Sensus also addressed its TDI program, with Joe Sardano calling it a “long” and “tenuous” effort and saying the company continues to work with the FDA. He said he did not know when approval might happen but indicated Sensus will continue to pursue it.
Financial results: steep revenue decline and full-year loss
Chief Financial Officer Javier Rampolla reported fourth-quarter 2025 revenue of $4.9 million, down from $31.0 million in the fourth quarter of 2024, attributing the decline primarily to fewer unit sales due to reduced sales to the company’s largest customer. The company reported fourth-quarter gross profit of $1.9 million (38.8% margin), down from $7.1 million (54.2% margin) a year earlier, which Rampolla said reflected lower sales volumes, higher servicing costs, and costs tied to new FDA placements.
For the full year, revenue was $27.5 million versus $41.8 million in 2024. Gross profit was $11.9 million (43.3% margin), down from $24.4 million (58.4% margin) in 2024. Rampolla said operating expenses increased in several areas, including selling and marketing, and research and development. R&D spending rose to $7.8 million from $4.2 million, driven by significantly higher costs related to billing and reimbursement efforts, increased headcount, and next-generation system development work.
Rampolla reported a net loss of $7.7 million for 2025, or $0.47 per share, compared with net income of $6.6 million in 2024, or $0.41 per diluted share. Adjusted EBITDA was negative $9.6 million for 2025 compared with positive $8.7 million in 2024.
On liquidity, the company ended 2025 with $22.1 million in cash and cash equivalents, unchanged from year-end 2024, and no outstanding borrowings under its revolving line of credit. Prepaid inventory was $1.5 million at year-end versus $3.3 million a year earlier, while inventories increased to $14.6 million from $10.1 million, reflecting an inventory build “in support of anticipated future demand.”
2026 outlook: higher Q1 revenue expected and profitability target
Looking ahead, management said early first-quarter 2026 activity has been encouraging. Joe Sardano said, based on the current pipeline and engagement, the company expects first-quarter system shipments to exceed fourth-quarter levels, even without contributions from its historically largest customer.

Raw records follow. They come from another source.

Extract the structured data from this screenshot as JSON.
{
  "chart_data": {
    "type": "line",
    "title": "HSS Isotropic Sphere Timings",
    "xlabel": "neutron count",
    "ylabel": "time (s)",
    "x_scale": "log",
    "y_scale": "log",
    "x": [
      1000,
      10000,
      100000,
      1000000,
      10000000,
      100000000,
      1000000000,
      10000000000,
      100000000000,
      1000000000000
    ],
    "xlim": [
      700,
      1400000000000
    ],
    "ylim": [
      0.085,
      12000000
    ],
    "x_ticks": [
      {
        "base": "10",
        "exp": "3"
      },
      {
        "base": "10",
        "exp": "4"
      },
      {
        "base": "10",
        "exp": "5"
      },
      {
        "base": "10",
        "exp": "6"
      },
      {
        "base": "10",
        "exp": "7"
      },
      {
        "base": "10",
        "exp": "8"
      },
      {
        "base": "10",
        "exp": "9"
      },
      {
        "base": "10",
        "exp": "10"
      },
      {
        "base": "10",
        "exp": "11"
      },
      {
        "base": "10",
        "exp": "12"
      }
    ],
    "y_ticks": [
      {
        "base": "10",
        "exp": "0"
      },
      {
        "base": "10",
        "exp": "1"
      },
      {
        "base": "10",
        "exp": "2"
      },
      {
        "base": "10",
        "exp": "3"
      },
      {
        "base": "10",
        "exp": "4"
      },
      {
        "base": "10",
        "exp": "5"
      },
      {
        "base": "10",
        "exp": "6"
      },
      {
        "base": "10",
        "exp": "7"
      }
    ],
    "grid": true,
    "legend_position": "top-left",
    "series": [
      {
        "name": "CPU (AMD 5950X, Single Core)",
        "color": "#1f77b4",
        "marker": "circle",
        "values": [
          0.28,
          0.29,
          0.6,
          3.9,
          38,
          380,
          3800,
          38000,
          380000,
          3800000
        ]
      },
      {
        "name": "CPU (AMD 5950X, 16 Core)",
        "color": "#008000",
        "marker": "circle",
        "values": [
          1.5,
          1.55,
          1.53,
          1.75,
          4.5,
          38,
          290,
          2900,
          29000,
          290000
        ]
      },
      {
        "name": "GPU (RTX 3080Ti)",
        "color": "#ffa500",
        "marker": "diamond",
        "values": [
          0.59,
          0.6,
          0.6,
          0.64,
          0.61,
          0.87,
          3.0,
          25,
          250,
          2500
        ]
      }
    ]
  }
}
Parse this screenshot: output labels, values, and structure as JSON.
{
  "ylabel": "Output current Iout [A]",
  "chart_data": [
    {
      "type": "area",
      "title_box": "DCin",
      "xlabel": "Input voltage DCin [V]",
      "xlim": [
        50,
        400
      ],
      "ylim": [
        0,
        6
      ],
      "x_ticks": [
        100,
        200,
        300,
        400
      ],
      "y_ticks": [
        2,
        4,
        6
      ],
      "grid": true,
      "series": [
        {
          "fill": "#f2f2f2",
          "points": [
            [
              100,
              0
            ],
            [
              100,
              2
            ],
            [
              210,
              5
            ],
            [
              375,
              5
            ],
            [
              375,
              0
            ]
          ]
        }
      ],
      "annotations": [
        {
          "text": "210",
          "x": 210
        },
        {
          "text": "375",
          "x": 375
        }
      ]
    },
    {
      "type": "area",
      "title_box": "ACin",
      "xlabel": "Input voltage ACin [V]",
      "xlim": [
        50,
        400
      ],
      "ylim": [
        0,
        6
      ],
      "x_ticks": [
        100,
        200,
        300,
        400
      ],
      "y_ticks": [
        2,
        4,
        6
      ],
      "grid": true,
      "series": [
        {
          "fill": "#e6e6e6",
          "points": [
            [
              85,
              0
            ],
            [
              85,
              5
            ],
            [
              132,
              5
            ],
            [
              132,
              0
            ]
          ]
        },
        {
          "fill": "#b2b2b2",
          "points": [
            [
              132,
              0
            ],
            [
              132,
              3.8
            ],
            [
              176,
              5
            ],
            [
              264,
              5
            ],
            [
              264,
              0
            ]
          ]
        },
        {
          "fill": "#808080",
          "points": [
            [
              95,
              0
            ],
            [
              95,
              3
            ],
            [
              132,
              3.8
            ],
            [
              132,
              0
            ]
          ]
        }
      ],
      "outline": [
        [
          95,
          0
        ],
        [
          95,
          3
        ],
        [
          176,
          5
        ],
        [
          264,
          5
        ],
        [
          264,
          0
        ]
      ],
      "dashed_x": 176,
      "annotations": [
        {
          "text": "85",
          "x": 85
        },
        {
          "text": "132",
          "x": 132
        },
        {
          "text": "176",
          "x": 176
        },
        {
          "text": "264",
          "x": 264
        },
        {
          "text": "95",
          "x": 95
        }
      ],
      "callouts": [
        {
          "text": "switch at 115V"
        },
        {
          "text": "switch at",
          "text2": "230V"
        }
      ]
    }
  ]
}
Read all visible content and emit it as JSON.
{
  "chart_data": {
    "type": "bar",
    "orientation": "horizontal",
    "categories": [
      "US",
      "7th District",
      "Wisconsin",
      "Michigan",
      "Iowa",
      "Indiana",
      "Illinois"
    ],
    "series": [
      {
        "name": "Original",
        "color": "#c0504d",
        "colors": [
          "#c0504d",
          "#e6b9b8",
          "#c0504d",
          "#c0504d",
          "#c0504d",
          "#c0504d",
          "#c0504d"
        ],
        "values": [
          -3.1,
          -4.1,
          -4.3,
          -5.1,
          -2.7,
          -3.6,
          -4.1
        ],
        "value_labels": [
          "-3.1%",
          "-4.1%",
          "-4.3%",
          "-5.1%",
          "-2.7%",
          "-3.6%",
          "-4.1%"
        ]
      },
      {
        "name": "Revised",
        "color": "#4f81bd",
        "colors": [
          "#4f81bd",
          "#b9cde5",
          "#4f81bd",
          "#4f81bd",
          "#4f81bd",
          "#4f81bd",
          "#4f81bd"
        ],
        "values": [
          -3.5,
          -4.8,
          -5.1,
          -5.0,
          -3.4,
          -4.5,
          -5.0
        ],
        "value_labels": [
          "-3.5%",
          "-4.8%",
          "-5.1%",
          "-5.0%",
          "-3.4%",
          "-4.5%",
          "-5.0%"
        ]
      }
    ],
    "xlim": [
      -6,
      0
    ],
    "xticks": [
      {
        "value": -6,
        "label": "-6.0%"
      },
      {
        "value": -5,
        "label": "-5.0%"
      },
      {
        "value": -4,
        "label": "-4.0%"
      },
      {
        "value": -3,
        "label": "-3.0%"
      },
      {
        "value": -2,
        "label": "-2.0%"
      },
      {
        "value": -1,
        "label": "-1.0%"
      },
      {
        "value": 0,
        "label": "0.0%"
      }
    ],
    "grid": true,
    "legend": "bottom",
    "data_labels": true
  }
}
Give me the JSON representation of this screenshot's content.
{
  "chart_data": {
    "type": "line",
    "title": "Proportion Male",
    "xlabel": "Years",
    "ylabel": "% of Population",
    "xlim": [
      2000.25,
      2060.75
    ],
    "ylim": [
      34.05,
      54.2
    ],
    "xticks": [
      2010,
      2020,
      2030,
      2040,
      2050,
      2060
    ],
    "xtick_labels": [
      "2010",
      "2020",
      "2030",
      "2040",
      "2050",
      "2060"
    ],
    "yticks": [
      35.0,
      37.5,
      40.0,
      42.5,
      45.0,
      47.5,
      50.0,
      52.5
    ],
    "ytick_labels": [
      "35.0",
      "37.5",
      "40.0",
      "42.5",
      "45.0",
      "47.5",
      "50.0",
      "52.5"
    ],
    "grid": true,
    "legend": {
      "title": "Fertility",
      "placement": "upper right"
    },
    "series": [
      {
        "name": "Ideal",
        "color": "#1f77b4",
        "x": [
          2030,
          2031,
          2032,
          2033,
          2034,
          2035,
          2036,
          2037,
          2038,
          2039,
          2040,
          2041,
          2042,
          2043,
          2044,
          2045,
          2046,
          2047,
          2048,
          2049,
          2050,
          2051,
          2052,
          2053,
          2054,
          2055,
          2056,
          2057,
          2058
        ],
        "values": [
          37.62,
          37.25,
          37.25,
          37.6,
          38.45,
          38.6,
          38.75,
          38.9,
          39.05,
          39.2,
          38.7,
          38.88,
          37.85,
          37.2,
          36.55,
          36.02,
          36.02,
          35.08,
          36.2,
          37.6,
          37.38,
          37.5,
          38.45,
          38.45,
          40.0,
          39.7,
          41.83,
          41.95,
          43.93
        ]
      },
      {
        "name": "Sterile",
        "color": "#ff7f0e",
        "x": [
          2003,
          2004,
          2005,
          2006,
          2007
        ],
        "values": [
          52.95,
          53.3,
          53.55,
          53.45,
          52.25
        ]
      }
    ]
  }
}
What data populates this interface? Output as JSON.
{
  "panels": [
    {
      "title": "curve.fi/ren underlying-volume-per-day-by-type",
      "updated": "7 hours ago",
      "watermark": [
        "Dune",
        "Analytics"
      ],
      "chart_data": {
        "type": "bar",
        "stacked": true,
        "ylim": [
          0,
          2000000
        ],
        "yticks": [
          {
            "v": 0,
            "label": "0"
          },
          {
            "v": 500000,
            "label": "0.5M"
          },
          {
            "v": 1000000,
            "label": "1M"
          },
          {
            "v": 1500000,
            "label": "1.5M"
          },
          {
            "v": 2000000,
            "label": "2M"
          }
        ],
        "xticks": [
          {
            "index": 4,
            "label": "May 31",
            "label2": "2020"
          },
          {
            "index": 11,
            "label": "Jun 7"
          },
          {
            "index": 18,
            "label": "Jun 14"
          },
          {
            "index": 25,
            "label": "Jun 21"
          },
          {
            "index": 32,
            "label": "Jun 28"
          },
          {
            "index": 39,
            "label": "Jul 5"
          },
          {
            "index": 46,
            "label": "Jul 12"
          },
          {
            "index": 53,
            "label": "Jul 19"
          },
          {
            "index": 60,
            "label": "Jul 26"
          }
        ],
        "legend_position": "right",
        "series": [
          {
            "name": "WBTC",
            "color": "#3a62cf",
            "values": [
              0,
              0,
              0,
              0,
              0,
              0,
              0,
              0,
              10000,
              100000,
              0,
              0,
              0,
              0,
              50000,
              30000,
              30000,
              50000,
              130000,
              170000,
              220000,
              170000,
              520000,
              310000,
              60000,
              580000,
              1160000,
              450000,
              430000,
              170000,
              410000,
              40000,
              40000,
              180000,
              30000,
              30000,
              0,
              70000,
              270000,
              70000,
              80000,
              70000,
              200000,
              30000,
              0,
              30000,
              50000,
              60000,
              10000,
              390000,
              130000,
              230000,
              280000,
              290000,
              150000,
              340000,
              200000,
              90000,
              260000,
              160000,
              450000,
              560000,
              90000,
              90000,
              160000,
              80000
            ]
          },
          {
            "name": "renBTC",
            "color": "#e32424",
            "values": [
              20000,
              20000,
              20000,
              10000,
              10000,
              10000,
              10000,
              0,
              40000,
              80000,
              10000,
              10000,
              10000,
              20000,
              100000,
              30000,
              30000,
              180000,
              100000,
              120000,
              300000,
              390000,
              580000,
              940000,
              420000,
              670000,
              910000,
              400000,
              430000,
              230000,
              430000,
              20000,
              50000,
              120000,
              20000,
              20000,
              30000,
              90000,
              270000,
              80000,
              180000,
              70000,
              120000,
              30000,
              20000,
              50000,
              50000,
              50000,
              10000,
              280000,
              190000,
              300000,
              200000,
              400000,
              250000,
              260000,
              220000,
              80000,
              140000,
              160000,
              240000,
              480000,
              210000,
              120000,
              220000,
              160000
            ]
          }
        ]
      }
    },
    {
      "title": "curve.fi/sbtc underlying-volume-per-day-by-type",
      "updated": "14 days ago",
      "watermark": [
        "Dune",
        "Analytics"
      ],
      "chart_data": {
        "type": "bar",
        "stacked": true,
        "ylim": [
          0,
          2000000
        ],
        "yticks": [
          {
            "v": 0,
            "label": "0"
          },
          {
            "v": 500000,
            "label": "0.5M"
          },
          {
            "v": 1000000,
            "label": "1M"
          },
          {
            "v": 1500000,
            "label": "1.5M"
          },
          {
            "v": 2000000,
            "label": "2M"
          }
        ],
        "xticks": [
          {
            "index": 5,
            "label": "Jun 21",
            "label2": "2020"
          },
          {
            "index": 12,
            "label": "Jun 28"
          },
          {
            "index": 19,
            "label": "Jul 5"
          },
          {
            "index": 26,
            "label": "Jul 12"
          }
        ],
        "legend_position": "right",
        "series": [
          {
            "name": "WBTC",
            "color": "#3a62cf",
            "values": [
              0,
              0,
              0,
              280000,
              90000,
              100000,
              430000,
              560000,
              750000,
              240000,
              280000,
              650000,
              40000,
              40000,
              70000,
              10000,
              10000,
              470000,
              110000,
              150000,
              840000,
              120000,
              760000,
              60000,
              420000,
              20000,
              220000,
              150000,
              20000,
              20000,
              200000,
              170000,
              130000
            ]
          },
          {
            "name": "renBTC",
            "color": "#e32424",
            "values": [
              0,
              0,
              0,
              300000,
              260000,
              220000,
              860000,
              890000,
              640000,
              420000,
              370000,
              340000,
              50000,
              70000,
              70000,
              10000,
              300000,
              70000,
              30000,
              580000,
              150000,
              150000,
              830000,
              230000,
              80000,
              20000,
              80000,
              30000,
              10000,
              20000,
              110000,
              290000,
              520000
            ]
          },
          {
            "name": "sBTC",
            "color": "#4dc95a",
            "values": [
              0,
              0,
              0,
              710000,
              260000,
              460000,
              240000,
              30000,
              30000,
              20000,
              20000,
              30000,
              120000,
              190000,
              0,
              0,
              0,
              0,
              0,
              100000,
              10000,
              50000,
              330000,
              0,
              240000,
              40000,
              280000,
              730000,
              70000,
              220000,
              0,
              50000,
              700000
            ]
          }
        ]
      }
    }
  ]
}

Rampolla also said the company expects first-quarter revenue to exceed the fourth quarter.
Both Joe Sardano and Rampolla said the company’s objective is to achieve full-year profitability in 2026, citing the new reimbursement environment, a more diversified customer base, and expanding international opportunities as key factors.
About Sensus Healthcare (NASDAQ:SRTS)
Sensus Healthcare, Inc is a medical technology company specializing in the development, manufacture and commercialization of superficial radiation therapy (SRT) systems. The company’s SRT devices utilize low-energy X-rays to treat a range of dermatological and oncological conditions, most notably non-melanoma skin cancers such as basal cell carcinoma and squamous cell carcinoma, as well as benign lesions including keloids. By delivering targeted radiation to superficial tissue layers, Sensus Healthcare’s systems aim to provide an alternative to surgical excision or systemic therapies, offering clinicians a non-invasive treatment option for eligible patients.
The company’s flagship products include the SRT-100™ and SRT-100+™ platforms, which feature handheld applicators, adjustable energy settings and integrated safety controls.